Public Health Nutrition

Research Article

Consumer perception versus scientific evidence about health benefits and safety risks from fish consumption

Wim Verbekea1 c1, Isabelle Sioena2a3, Zuzanna Pieniaka1, John Van Campa2 and Stefaan De Henauwa3

a1 Department of Agricultural Economics, Ghent University, Coupure links 653, B-9000 , Ghent, Belgium

a2 Department of Food Safety and Food Quality, Ghent University, Ghent, Belgium

a3 Department of Public Health, Ghent University, Ghent, Belgium


Objective To investigate the gap between consumer perception and scientific evidence related to health benefits and safety risks from fish consumption.

Design Consumer perceptions from a cross-sectional survey in March 2003 in Belgium were compared with scientific evidence based on a literature review.

Method A quota sampling procedure was used with age as quota control variable. Subjects completed a self-administered questionnaire including health benefit beliefs from fish, fish content and effect beliefs for nutrients and harmful substances.
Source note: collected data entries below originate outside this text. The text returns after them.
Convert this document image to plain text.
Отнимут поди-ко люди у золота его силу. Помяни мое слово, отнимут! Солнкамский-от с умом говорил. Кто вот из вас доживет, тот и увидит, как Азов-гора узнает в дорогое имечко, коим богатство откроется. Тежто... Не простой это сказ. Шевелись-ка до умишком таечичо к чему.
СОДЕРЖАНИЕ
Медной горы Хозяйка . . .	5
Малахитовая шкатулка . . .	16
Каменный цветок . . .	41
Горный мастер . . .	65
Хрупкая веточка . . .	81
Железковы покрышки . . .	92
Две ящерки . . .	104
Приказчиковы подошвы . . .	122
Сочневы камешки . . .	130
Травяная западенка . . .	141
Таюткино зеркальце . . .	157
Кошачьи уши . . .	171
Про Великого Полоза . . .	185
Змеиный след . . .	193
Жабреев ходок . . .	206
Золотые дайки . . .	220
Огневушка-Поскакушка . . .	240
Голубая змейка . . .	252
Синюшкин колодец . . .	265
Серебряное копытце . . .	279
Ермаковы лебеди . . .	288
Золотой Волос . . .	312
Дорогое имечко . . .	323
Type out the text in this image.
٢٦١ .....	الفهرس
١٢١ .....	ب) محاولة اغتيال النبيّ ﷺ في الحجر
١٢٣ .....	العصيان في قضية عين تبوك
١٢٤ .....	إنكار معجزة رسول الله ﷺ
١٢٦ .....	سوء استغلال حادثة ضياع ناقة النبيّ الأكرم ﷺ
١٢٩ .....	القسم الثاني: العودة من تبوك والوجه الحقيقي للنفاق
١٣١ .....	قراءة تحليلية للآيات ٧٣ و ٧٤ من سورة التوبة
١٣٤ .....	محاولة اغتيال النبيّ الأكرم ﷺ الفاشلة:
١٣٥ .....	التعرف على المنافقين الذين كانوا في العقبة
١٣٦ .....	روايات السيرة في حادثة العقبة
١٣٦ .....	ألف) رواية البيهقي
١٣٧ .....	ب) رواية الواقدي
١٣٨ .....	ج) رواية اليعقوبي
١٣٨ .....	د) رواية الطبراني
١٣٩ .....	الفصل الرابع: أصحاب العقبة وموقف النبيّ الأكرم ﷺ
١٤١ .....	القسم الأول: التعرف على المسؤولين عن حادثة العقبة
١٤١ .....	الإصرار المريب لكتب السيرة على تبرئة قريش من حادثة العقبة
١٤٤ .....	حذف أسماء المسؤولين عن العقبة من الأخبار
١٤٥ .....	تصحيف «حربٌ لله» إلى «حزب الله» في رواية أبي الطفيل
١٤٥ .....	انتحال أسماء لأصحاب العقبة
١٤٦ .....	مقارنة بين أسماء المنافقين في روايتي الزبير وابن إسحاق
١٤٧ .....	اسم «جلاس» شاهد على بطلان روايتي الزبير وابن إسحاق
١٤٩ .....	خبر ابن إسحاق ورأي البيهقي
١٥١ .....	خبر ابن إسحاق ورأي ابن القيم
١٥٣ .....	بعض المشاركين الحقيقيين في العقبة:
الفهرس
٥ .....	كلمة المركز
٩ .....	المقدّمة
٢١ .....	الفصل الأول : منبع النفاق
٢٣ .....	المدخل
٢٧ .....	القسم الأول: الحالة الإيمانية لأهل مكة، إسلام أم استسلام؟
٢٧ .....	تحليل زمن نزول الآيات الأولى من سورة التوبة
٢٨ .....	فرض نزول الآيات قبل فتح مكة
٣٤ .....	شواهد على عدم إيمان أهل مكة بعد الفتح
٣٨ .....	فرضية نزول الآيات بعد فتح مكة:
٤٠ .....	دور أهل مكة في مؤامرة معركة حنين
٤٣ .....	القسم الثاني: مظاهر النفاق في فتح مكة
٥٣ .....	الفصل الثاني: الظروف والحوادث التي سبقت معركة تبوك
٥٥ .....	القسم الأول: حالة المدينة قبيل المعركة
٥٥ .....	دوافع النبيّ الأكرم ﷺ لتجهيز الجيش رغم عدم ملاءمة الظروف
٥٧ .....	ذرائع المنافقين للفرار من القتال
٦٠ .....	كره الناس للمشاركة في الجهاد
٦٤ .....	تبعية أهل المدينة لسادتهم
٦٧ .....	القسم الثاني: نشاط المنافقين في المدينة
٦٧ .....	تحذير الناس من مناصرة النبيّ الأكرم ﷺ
Subjects Adults (n=429), who were the main person responsible for food purchasing in the household (284 women; 145 men), aged 18–83 years, from different regional, education, family size and income groups.

Results Fish is predominantly perceived as a healthy food that reduces risk for coronary heart disease, which corroborates scientific evidence. This perception is stronger among women than among men. In contrast with scientific evidence, 46% of the consumers believe that fish contains dietary fibre, whereas less than one-third is aware that fish contains omega-3 fatty acids and that this nutrient has a positive impact on human health. The gap between perception and evidence is larger among consumers with lower education. In general, consumers are better aware of the content and effect of harmful substances than of nutrients in fish.

Conclusions Despite conclusive evidence about the content and positive effect of omega-3 fatty acids in fish, related consumer awareness and beliefs are poor and often wrong. This study exemplifies the need for nutrition education and more effective communication about the health benefits of fish consumption.